In 1847 he was commissioned special agent of the United States for the Texas Indians with instructions to go out among the tribes, keep them friendly but away from the settlements, prevent the sale of intoxicating liquors to them, and keep the whites from intruding into the Indian country. This extremely difficult task he performed well, but entire success was impossible since the United States did not extend its Indian intercourse laws over Texas, the state owned the public lands and granted them to settlers who constantly encroached upon the Indian country, and the loose authority of the chiefs could not restrain the warriors from depredations.
He made long visits to the Indians, studied them carefully, and sent in reports that constitute the most reliable information extant of the tribes in Texas, especially of the Comanche, for that period.
He was removed from office by the Whig administration in 1849, and in the spring of that year he led an expedition to locate a route from Austin to El Paso.
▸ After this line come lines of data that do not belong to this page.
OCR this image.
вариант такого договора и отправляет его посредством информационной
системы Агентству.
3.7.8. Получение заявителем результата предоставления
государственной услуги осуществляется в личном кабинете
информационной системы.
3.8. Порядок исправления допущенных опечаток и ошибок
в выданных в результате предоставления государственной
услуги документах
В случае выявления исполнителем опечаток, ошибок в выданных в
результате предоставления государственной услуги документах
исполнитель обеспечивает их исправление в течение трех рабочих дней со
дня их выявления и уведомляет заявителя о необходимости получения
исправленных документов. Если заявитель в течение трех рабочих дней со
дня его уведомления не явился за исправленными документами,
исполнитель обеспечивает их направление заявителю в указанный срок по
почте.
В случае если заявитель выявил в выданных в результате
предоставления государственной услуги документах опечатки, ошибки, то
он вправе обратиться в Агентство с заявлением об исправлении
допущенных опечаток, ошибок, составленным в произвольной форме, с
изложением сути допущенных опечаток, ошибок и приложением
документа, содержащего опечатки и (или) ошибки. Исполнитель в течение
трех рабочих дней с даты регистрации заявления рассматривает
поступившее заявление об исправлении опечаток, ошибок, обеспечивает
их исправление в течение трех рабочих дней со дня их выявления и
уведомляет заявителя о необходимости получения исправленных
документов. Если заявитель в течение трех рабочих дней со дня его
Early in 1850 Governor Bell sent him to organize new counties in the El Paso-Santa Fé region; but because of the attitude of the federal authorities, who disputed the jurisdiction of Texas, he could accomplish nothing. His report to the governor caused great excitement in Texas and almost brought about a conflict of arms.
In 1851 he was a member of the Texas legislature from San Antonio, and the next year he was a Democratic presidential elector. In 1853 he returned to his former post as general United States agent for the Texas Indians. His advocacy of reservations for the Indians resulted in an agreement between the state and federal governments for two reservations on the upper Brazos; and, with the aid of Captain Randolph Barnes Marcy, he selected the sites and induced the smaller tribes to settle on one and a portion of the Comanche on the other. However, the experiment proved an unhappy one, for the white settlements soon spread to the neighborhood and the wild prairie tribes continued their depredations. The incensed settlers came to believe the reservation Indians guilty of the raids and, under a group of reckless leaders, threatened to attack them. After trying in vain to settle the difficulty, he recommended that the Indians be removed from Texas into the Indian Territory, and in the summer of 1859 he led the more peaceful tribes to their new homes. The Comanche on the upper reserve returned to the prairies and to the war-path. On his return to Fort Belknap in Texas to wind up the affairs of his agency, he was assassinated by an outlaw.
As a Federal Indian Agent for the Comanches, he spent much time far beyond the then frontier and in the opinion of historians exercised greater influence over the Indians in Texas than any other white man of his generation. Indeed, he was one of the few white men to bother to learn their language and culture.
Neighbors was a man of imposing personality, tall, and notable for his courage, energy, and strength of character.
He left a wife and two small children.